The vertical divisions of our society can be eliminated only by the intensification of the horizontal division. That is to say, the divisions of caste, creed and religion will be replaced by class-cleavage, which divides society as a whole into two great, hostile camps, – that of the propertied exploiter and that of the expropriated and exploited working class. Such being the case, Hindu-Muslim and every other communal unity can and will be realized only through the gradual process of development of class-demarcation. There is no other way. You may hate it; you may try by all means to prevent it; but it will be in vain, since the natural and inevitable development of social forces cannot be set at nought by our desires. If you are courageous enough to get a firm grip on the economic foundations of our movement, the question of communal unity will not worry you so much; because then you will see how the pressure of economic forces is breaking down the ancient communal and religious prejudices and traditions.

A landlord is first of all a landlord, and a Hindu or Mussulman or anything else after that. He does not take any less rent from a tenant who is his co-religionist than from one who is not. The same holds true of employers of labour. Have you ever seen a Muslim or Hindu or Parsi employer paying. a higher scale of wages to his brothers in the faith? These are general laws of economics that hold good everywhere. One can take them a priori for granted, because they have been proved and are proven true wherever tested.

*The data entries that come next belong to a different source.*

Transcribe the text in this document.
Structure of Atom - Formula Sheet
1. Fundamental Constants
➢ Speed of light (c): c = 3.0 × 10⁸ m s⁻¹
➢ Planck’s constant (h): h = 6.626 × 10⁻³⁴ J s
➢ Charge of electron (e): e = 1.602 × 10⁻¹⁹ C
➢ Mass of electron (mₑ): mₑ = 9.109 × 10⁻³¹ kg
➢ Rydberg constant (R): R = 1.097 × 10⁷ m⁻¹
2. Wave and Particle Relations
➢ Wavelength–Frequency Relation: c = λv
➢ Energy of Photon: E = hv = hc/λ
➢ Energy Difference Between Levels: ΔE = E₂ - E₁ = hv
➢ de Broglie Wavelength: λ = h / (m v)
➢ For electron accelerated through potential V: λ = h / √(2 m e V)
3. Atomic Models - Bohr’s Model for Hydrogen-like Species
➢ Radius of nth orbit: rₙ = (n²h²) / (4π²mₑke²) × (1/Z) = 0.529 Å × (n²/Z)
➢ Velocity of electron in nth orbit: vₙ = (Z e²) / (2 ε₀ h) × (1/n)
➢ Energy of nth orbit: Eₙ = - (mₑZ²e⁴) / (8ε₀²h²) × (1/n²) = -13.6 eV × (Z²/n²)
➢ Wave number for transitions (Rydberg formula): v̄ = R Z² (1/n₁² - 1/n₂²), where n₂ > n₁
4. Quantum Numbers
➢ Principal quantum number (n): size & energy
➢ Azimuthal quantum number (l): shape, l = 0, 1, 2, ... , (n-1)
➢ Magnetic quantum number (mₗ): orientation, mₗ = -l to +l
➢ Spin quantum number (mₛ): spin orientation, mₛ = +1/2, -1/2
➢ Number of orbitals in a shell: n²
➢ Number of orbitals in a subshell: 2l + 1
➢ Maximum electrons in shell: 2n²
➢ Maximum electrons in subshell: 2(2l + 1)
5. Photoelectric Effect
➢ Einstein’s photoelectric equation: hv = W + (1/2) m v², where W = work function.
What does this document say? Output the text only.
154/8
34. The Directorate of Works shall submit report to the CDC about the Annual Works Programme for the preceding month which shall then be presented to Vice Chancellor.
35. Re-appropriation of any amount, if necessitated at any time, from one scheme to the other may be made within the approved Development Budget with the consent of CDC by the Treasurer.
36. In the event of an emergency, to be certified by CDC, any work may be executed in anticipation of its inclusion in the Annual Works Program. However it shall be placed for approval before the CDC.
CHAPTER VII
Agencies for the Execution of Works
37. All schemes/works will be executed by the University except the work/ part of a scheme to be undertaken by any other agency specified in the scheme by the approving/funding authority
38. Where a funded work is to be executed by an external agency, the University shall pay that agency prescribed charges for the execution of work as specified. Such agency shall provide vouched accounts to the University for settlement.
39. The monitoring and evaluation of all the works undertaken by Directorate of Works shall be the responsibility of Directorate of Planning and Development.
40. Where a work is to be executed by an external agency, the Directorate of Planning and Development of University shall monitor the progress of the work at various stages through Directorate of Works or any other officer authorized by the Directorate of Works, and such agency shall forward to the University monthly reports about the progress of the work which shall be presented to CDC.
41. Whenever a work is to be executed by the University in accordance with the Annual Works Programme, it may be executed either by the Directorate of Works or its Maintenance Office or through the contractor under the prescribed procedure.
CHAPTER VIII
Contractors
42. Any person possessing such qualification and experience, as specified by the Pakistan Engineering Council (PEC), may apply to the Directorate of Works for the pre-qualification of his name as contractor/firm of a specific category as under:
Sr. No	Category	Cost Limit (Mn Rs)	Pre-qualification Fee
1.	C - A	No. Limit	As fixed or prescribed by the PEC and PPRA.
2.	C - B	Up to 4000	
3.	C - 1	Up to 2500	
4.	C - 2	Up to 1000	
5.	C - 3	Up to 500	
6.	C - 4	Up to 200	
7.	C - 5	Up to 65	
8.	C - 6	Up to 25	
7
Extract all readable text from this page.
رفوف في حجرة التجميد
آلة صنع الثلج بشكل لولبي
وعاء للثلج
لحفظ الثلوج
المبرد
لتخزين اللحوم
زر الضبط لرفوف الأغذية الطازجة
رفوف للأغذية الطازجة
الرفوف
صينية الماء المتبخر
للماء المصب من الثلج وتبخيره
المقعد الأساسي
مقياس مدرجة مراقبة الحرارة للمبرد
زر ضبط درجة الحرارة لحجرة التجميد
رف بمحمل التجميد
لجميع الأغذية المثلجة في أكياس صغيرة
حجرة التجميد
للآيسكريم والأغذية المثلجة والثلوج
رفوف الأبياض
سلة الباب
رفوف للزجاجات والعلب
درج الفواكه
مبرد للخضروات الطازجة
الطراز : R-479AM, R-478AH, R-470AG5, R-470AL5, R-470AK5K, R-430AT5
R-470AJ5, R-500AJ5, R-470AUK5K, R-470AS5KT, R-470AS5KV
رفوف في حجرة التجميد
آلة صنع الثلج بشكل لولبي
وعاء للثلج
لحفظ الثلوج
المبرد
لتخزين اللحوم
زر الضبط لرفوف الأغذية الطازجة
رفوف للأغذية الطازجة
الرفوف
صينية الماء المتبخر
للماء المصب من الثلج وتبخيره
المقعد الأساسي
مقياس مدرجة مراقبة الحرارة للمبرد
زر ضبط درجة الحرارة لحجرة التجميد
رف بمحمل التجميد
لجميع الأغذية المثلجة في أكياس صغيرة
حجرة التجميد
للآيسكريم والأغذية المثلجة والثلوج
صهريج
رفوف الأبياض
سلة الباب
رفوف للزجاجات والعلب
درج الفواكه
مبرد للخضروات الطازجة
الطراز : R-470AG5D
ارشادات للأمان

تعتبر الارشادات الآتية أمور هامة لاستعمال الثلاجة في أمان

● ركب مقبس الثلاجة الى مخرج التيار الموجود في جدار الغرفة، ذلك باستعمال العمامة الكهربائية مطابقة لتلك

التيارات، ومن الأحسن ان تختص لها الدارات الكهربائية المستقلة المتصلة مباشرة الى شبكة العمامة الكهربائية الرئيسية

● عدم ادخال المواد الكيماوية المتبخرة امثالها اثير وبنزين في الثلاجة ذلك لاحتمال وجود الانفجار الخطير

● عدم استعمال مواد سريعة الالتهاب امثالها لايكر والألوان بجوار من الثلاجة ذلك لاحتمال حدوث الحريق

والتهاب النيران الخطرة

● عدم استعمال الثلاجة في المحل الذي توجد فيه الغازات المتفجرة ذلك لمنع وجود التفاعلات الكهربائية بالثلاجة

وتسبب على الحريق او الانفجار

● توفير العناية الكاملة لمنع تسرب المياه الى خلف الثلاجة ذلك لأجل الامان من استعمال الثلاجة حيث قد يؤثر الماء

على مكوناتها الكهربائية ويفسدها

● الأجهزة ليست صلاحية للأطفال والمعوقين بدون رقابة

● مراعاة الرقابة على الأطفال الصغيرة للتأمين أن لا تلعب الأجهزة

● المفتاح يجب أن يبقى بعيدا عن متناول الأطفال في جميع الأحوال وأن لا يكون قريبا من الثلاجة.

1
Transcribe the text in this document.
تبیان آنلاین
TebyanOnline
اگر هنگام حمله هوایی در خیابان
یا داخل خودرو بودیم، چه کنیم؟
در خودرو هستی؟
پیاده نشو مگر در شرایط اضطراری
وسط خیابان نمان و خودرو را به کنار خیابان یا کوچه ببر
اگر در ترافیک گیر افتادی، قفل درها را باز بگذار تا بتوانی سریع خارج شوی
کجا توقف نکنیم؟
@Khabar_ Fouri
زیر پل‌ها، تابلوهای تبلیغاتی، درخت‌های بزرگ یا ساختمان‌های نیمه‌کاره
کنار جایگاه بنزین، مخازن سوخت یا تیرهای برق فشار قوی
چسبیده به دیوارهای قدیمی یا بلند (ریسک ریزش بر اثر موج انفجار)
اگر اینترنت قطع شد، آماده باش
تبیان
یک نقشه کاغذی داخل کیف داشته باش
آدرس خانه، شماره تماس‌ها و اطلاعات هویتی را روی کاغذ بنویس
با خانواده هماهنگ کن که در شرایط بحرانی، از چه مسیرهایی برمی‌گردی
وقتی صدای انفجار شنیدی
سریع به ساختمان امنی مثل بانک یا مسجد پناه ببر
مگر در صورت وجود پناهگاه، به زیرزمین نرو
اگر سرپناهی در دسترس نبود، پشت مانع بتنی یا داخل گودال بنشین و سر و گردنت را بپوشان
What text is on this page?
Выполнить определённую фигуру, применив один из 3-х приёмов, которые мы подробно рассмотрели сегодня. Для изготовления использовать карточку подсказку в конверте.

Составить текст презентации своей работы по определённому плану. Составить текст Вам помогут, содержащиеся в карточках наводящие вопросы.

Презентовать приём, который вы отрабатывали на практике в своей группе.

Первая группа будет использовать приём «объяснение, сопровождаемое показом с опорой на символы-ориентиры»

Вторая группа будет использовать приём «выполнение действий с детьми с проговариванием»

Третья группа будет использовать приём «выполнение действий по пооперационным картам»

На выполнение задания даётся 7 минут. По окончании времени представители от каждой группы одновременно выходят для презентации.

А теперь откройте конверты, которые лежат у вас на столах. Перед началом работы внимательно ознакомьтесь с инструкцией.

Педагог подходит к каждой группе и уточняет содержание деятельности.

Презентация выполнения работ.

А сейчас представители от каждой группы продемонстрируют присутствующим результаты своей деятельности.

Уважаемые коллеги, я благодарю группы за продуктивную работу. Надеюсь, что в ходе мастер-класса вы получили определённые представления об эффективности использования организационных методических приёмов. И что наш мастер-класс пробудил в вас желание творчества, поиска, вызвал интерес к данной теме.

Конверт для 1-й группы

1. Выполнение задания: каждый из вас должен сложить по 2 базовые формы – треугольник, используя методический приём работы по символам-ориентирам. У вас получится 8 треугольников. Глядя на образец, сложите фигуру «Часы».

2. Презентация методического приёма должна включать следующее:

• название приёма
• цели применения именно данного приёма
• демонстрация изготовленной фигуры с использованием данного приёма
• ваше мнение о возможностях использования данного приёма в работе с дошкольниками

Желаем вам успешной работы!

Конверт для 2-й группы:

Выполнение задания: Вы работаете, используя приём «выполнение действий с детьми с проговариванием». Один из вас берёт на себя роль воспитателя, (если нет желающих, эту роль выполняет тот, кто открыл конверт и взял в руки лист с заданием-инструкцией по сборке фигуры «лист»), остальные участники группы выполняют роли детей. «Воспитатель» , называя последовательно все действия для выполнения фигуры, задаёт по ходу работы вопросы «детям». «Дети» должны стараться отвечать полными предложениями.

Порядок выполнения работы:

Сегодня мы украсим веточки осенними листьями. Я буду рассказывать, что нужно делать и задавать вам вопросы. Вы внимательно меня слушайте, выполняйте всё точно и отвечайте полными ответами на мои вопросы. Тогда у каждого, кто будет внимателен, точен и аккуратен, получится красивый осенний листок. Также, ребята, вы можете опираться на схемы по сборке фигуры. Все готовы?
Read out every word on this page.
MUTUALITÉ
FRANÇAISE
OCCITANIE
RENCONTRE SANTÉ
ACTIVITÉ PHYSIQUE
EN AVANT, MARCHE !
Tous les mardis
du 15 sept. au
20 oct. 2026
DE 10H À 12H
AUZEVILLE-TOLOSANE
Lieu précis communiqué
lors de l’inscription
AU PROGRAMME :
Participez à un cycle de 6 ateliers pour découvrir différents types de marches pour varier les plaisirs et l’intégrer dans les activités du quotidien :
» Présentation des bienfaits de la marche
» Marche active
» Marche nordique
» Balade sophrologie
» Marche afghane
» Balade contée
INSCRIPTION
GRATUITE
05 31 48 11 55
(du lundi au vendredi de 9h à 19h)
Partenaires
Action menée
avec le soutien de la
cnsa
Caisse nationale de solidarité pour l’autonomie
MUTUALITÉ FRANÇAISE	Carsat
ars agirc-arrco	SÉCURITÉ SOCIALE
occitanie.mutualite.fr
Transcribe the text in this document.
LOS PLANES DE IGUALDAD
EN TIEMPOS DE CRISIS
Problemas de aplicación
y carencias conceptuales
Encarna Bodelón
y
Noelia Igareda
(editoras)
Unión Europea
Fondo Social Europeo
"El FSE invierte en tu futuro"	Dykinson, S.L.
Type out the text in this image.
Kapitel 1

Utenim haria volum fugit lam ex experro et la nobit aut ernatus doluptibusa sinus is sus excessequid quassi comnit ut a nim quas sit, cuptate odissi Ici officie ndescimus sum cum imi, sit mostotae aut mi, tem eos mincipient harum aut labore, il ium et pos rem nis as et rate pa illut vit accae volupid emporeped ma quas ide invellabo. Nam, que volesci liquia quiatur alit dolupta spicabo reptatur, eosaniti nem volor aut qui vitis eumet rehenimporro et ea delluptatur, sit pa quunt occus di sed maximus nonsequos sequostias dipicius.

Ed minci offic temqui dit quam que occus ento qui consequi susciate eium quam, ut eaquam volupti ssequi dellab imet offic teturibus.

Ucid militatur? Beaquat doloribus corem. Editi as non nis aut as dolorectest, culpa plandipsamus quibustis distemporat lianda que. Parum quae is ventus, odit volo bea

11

One dare not say that they are applicable to some countries and inapplicable to others. We cannot seek to escape from the working of these economic laws by trying to believe that.

India is a special creation of Providence. Our communal unity will be realized through the economic development of the country, just as communal unity has been realized everywhere else. Sentimental propaganda is useless. Your “thinking portion of the people” will on the contrary, try to preserve our communal animosities, since by this way they can keep their hold on the situation. No my dear friend, we must determine our method of work, not according to the convenience and capability of our handful of intellectual aristocrats, but according to the economic interests of the overwhelming majority of our people. Just so long as we delude ourselves and others on the subject of superiority as measured by a university degree, just so long will we live in our heaven of intellectual isolation, happy perhaps, but condemned forever to our chains of slavery.